Agnes soprou uma mecha de cabelo que caía em seu rosto. "Sopa enlatada."
"O quê?"
"É o que eu mereço. Gosma nojenta."
"Vou pedir a melhor sopa de cebola da cidade," Lucille decidiu. "Porque merecemos nada menos."
Ela estava prestes a pegar seu laptop para verificar os cardápios dos restaurantes, mas então o telefone de casa começou a tocar no corredor.

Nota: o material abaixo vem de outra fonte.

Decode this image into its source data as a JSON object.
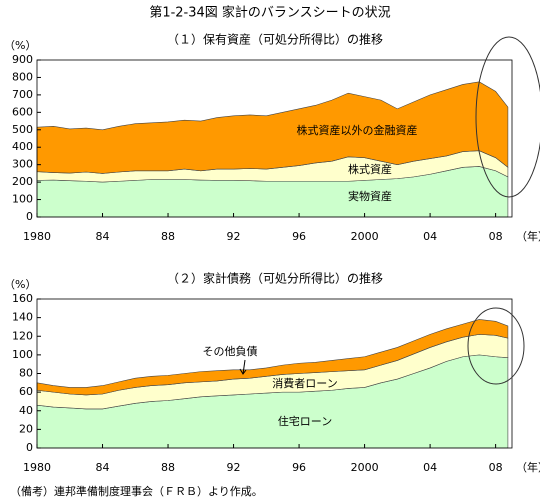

"Eu atendo," Agnes disse, deslizando da cadeira, mas Lucille foi mais rápida. "Senhorita Lucille, você está me fazendo sentir realmente inútil agora."
"Bem, pare de se sentir assim, então." Ela caminhou rapidamente em direção ao telefone e atendeu. "Lucille Saint-Claire."
"Boa tarde, Senhorita Lucille," uma voz tímida familiar cumprimentou. "É Mia Beckett. Você está livre para conversar?"
"Claro, Mia." Ela examinou suas unhas. "Você vai passar por aqui?"
"Oh, não," Agnes gemeu, correndo em direção a Lucille para ouvir de perto a conversa. "Não a faça vir aqui e ver meu fracasso."
Lucille fez um sinal de 'ok' para ela. "Pensando bem, Mia, não venha."
"Er, ok." Mia disse depois de uma pausa. "Deixe-me perguntar uma coisa, pelo menos."
"Claro." Lucille deu de ombros e colocou um braço ao redor dos ombros de Agnes. "Pergunte, querida."
"Uh, você conseguiu algum dos empregos? Porque eu vi no site deles que a posição de editora já foi ocupada."
Agnes enterrou o rosto no cabelo de Lucille. "Droga."
"Vou enviar minha candidatura esta noite, Mia," Lucille assegurou à jovem, dando tapinhas nas costas da amiga. "E amanhã, vou conseguir o emprego."
Mia fez um som de hum. "Desculpe, mas não acho que seja tão fácil. Só o estágio deles—"
"Não se preocupe, querida." Lucille sorriu astutamente. "Eu tenho meus métodos."